L'échec d'Israël (12/01/2009)

images.jpegQue faut-il faire avec ses ennemis — intimes? Dialoguer avec eux? Les combattre par la force? Pactiser? Les exterminer?
Depuis 60 ans, Isräel ne sait que faire de ses ennemis, en particulier le Hamas — mouvement à la fois politique, religieux et « terroriste ». La stratégie qu'il utilise, la démonstration de violence, toujours la meme, se révèle à chaque fois dangereuse et stérile. Rappelonsl'histoire récente, comme le fait Dominique Eddé, dans Le Monde du 5 janvier : «L'opération "Raisins de la colère", accompagnée du massacre de Cana, au Liban, en 1996 ? Elle a renforcé le Hezbollah et s'est soldée par le retrait des troupes israéliennes du Liban sud en 2000. L'opération "Rempart à Jénine", au printemps 2002 ? "Voie ferme", deux mois plus tard ? 2002 et 2003 ont été des années sanglantes pour les populations civiles en Israël : 293 morts. "Arc-en-ciel", en mai 2004 ? "Jour de pénitence", quatre mois plus tard, au nord de la bande de Gaza, avec les mêmes sinistres bilans ? Les assassinats de dirigeants politiques du Hamas exécutés et revendiqués sans complexe par le pouvoir israélien ? Les attentats-suicides ont culminé en 2005. Et, au début de l'année suivante, le Hamas obtenait la majorité absolue aux élections législatives. »
Il y a, dans la politique israélienne, une véritable culture de l'échec, qui repose sans doute sur un vrai désarroi. C'est pourquoi, l'un après l'autre, les divers gouvernements au pouvoir s'obstinent dans une politique du pire. Bien sûr, personne ne veut le reconnaître, car il n'est pas facile de reconnaitre ses échecs.
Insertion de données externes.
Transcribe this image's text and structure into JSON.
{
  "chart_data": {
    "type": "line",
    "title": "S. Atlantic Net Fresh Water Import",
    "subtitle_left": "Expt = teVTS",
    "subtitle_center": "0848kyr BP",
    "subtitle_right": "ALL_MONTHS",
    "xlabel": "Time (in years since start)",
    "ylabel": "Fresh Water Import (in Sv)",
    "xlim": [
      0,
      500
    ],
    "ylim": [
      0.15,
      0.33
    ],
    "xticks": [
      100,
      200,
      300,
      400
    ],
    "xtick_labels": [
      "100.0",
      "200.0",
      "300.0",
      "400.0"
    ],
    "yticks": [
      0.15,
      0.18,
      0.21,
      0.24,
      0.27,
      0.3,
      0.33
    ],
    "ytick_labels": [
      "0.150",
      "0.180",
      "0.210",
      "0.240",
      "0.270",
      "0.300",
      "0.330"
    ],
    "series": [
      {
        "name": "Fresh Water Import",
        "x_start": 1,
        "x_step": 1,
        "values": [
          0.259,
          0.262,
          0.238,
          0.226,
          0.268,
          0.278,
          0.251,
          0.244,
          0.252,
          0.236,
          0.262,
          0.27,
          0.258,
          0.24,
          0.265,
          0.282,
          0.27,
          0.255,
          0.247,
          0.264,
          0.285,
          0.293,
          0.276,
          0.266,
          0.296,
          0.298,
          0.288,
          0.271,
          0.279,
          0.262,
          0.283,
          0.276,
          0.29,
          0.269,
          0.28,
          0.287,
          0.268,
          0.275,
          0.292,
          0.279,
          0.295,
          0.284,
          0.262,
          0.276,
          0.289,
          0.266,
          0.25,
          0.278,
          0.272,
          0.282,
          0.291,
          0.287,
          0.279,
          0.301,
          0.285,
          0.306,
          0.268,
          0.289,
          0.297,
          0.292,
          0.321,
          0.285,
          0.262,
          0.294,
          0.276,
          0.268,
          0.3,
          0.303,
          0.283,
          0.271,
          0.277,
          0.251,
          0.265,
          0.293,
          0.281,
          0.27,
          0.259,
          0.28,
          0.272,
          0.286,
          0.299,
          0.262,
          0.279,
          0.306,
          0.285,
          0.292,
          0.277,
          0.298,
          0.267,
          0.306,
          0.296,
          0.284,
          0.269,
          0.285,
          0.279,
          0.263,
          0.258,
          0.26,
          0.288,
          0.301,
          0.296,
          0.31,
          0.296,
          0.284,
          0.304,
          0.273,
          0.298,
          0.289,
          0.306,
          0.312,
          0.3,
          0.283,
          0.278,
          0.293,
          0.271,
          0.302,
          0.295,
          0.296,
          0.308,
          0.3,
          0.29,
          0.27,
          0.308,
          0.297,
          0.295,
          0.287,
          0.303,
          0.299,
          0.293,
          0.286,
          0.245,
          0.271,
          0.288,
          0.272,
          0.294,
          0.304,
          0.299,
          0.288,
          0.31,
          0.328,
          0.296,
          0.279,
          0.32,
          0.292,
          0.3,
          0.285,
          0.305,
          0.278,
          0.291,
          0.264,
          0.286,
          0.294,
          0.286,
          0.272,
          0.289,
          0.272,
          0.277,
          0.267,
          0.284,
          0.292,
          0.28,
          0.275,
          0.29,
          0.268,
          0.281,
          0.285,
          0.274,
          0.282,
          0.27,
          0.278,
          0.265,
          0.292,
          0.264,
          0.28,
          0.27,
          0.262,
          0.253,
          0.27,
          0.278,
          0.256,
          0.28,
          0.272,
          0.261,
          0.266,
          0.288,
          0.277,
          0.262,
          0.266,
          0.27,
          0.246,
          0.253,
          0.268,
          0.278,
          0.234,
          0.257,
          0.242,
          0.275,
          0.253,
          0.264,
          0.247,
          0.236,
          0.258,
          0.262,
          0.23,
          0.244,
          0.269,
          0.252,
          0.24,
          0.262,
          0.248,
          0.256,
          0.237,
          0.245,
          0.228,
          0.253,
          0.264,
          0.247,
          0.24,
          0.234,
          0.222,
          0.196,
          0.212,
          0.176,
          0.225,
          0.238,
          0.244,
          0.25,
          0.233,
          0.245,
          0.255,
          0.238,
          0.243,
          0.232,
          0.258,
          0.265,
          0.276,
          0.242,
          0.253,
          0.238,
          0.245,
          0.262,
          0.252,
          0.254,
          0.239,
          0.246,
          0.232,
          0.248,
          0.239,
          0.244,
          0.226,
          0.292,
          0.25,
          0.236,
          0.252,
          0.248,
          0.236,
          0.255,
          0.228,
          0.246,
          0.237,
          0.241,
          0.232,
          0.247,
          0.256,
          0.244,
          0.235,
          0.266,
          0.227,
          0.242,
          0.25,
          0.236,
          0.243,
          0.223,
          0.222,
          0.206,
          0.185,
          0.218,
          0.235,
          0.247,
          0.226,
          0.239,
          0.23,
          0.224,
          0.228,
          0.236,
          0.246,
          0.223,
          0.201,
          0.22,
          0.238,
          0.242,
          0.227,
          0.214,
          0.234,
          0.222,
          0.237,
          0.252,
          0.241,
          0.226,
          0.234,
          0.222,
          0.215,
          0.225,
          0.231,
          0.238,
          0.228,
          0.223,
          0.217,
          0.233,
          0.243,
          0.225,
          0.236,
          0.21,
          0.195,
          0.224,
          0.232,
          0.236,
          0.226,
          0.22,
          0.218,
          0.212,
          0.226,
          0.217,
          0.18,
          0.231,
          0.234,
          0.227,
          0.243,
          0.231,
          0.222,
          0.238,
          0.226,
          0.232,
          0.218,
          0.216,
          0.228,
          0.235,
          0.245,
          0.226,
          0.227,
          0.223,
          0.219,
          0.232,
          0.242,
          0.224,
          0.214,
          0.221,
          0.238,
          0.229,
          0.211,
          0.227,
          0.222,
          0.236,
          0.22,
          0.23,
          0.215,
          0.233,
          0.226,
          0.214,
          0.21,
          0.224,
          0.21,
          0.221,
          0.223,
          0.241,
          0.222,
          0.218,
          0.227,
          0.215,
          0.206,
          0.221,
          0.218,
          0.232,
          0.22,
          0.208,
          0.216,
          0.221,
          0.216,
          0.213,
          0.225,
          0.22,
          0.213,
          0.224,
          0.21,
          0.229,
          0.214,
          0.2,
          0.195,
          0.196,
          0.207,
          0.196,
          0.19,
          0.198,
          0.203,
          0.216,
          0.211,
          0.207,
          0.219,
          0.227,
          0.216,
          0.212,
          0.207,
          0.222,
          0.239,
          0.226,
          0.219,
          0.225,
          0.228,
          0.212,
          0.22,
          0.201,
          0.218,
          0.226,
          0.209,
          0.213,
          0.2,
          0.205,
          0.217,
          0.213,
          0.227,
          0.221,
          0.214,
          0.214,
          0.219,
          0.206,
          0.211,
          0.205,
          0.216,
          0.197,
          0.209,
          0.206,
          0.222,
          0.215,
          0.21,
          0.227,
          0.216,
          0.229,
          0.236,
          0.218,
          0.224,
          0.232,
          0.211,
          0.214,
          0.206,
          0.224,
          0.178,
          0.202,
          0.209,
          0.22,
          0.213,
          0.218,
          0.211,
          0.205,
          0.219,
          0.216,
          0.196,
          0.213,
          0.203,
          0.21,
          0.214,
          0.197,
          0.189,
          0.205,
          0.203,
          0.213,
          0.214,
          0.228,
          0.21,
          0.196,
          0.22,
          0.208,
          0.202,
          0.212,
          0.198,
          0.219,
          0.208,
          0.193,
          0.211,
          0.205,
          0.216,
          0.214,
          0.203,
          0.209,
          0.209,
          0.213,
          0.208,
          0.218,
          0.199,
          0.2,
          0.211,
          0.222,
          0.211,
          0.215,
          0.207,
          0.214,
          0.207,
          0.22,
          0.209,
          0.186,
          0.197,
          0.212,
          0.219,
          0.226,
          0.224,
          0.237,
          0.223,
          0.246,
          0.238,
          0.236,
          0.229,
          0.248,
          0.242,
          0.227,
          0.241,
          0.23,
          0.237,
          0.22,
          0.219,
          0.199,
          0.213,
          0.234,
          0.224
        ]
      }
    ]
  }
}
Mais cette politique vient de faire, à Gaza, près de 1000 morts, dont un tiers de femmes et d'enfants…
Pourquoi, alors, continuer?
Les raisons ne manquent pas : parce que les élections israéliennes sont proches, et qu'il faut montrer au Hamas (et au monde entier) qui est le plus fort. Parce que les Palestiniens, une fois encore, méritent une bonne leçon. Parce que Barak Obama, futur président des États-Unis, risque de vouloir changer la donne au Proche-Orient. Parce qu'il faut souder la population israélienne face à un ennemi commun et infréquentable…
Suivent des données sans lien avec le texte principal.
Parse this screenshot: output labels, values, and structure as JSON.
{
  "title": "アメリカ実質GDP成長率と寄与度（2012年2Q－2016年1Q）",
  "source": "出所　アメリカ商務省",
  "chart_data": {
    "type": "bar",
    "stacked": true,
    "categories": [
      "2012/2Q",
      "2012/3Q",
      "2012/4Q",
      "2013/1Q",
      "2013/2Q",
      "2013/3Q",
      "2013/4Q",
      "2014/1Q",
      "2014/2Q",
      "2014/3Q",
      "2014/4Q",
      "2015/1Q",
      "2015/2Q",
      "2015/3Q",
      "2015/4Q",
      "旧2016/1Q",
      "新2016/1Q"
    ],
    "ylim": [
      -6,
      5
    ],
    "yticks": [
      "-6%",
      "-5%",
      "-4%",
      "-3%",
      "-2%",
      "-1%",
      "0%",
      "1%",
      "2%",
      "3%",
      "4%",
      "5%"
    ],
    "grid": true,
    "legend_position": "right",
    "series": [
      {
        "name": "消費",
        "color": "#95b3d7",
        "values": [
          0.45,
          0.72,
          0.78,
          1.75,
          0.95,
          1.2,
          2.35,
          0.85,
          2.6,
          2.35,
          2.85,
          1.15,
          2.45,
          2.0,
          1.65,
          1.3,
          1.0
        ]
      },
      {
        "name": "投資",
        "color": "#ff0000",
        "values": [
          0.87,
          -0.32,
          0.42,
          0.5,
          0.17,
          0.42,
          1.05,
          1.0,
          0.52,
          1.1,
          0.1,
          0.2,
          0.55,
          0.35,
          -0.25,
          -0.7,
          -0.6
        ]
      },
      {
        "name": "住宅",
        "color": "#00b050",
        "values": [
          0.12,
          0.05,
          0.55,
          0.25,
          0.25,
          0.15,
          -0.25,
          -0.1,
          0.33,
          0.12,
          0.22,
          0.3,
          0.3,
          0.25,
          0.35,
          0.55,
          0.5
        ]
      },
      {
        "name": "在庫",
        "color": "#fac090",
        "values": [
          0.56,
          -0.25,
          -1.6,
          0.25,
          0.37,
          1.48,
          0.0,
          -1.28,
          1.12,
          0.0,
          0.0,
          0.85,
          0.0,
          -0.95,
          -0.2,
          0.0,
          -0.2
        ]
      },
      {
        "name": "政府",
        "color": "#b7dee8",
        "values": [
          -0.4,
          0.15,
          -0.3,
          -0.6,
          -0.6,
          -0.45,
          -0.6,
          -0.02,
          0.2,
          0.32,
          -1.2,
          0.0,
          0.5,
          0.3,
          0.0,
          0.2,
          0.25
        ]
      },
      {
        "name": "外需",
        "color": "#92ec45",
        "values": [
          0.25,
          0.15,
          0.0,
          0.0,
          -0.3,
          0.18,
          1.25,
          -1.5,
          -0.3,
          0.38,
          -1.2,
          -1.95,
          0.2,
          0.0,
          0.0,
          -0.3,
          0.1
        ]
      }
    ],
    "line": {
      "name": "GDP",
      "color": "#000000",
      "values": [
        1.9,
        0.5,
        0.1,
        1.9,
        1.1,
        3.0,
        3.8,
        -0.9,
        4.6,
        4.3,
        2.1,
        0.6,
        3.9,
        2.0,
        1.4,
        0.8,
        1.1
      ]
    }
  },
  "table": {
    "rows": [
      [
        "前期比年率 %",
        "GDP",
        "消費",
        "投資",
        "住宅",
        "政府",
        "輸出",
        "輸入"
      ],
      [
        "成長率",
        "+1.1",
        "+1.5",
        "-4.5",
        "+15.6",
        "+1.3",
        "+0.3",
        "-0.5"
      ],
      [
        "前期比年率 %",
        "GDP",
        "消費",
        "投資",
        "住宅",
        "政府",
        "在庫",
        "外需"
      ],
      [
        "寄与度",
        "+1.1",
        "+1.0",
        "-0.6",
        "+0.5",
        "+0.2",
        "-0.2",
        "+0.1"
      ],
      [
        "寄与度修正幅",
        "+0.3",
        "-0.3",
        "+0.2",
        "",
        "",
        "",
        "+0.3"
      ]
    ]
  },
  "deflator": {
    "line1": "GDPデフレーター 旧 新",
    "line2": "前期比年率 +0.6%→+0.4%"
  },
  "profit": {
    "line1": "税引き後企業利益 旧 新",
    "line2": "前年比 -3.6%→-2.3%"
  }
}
Encore et toujours, à l'œuvre, la fameuse logique du bouc émissaire, chère à René Girard : pour assurer sa cohésion, une communauté doit désigner un bouc émissaire et l'immoler sur la place publique. Ce que fait parfaitement Israël…
Cette logique vieille comme le monde remporte, semble-t-il, un grand succès en Israël, où la majorité de la population soutient l'opération punitive de son armée. Le problème, c'est qu'elle dresse toute la communauté internationale contre l'État hébreu, car le monde entier est las, aujourd'hui, de ces logiques archaïques et sanglantes, qui ne mènent nulle part.